Spot Bitcoin ETFs are under significant pressure as outflows gather pace. While they registered some days of net positive inflows, they were smaller in volume compared to heavy outflows. Spot Bitcoin ETFs registered their largest single-day outflow ever, with institutional investors pulling out $1 billion, indicating a clear risk-off sentiment. However, despite the outflows, BlackRock’s IBIT remains the dominant ETF with 568,000 BTC, followed by Fidelity’s FBTC (197,500 BTC) and Grayscale’s GBTC (196,000 BTC).
A technical analysis by CryptoCon suggests that BTC’s sharp pullback from its all-time high could mean it has reached a local bottom or run the risk of a deeper correction. The analyst stated the flagship cryptocurrency had reached historically low RSI Bollinger Band levels.
“Bitcoin has now made a full return to critically low RSI Bollinger Band % levels, and it doesn't like to stay there for long. This comes after the completion of phase 4, the ATH break like January 2013, December 2016, and November 2020. What we're seeing now is looking just like March 2017! Likely not a coincidence that it's the same month. Phase 5 (the cycle top) was still 9 months away then, now has all the same characteristics of every local low we've seen this cycle.”

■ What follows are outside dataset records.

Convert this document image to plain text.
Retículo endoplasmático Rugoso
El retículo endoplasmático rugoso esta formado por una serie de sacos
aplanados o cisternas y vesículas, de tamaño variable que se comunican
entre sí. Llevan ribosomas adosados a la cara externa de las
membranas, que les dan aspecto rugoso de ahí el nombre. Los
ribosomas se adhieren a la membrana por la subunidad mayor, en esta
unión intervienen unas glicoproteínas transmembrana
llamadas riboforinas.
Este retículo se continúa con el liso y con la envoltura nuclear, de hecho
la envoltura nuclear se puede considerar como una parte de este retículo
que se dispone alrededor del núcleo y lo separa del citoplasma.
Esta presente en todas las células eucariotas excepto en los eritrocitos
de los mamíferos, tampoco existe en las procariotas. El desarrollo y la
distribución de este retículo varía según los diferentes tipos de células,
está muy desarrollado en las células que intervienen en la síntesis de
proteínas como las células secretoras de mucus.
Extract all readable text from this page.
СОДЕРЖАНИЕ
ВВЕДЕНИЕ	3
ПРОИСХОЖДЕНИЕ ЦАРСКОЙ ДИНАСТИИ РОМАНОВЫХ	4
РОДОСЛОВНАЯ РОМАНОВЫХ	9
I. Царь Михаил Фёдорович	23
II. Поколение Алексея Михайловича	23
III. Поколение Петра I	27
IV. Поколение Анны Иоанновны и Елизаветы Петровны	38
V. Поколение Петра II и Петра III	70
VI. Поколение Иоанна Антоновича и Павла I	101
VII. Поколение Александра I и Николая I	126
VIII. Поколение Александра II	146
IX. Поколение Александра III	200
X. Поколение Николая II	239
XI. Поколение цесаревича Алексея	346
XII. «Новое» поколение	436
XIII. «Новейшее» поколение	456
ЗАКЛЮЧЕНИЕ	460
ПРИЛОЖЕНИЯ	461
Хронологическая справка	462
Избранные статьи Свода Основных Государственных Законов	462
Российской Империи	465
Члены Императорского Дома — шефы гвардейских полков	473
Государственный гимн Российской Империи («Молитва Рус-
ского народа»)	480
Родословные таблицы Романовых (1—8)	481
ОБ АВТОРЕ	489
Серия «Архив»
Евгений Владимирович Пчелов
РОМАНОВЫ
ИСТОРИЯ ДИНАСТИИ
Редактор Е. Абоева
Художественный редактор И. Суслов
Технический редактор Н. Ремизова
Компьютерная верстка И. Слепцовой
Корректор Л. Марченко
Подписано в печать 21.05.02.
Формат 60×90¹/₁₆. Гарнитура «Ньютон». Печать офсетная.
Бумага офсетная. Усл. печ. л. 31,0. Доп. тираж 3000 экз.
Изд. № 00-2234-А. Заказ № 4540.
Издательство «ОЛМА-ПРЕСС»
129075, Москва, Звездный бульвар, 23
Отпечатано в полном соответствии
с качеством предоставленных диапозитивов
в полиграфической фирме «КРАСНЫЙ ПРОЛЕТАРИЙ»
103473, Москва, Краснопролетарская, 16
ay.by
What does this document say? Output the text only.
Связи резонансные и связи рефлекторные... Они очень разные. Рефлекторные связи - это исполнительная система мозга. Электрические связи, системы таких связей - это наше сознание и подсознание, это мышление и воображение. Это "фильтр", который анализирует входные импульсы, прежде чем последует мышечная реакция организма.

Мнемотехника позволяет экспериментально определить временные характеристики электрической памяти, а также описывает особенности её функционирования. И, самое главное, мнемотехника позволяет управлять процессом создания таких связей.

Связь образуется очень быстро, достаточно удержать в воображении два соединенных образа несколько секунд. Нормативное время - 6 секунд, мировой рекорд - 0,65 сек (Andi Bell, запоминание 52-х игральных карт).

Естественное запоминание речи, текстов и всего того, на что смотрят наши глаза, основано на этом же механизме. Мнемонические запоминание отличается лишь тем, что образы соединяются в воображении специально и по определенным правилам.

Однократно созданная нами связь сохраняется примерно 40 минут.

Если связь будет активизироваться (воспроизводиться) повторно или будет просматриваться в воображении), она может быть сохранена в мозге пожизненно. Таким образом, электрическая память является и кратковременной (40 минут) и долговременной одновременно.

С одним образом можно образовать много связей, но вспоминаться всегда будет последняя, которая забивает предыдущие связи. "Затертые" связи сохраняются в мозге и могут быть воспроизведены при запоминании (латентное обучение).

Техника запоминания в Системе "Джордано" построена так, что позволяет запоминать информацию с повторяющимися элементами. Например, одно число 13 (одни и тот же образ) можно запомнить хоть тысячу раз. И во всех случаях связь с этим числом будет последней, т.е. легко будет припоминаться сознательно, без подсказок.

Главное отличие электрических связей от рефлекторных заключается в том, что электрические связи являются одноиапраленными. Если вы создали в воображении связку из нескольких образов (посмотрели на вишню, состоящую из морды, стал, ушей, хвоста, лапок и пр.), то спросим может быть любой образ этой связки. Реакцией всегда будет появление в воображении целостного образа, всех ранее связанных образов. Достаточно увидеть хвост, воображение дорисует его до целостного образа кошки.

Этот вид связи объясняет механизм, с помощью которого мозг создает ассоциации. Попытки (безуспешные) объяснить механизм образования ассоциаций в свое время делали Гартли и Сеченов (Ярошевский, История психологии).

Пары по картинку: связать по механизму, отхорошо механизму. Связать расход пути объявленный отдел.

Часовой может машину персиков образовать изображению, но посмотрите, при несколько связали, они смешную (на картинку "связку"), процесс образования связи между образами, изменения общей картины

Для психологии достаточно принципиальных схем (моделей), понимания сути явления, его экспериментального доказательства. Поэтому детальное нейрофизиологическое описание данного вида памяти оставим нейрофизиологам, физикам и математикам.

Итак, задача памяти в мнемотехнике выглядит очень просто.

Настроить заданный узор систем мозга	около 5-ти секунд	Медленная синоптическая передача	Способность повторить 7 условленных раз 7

BTC made a strong recovery after plunging to an intraday low of $81,500 on Tuesday, rising 1.27% to $87,316. Buyers retained control on Wednesday as BTC rose nearly 4% to reclaim $90,000 and settle at $90,639. However, selling pressure returned on Thursday, and BTC registered a marginal drop, slipping below $90,000 and settling at $89,597. Bearish sentiment intensified on Friday, and BTC fell 3.53% to settle at $86,781. Price action remained bearish over the weekend, dropping 0.59% on Saturday. BTC plunged below the 200-day SMA and $80,000 on Sunday, falling to an intraday low of $79,987 before recovering to settle at $80,736, a drop of over 6%.
Source: TradingView
Buyers attempted a recovery on Monday as BTC reached an intraday high of $84,075. However, it could not stay at this level and dropped nearly 3%, slipping below $80,000 and settling at $78,620. Sellers drove the price to an intraday low of $76,635 as selling pressure intensified. BTC recovered from this level to register an increase of 5.50%, reclaim $80,000 and settle at $82,945. Buyers retained control on Wednesday as the price rose to $83,709. However, it lost momentum after reaching this level and dropped over 3% on Thursday to settle at $81,136. The current session sees BTC up nearly 3% and trading around $83,300 as it looks to move past the 200-day SMA. Buyers will look to retain control and push BTC above the 200-day SMA and $85,000. On the other hand, sellers will look to push BTC below $80,000. A break below this level could see the price drop to $75,000.
Disclaimer: This article is provided for informational purposes only. It is not offered or intended to be used as legal, tax, investment, financial, or other advice.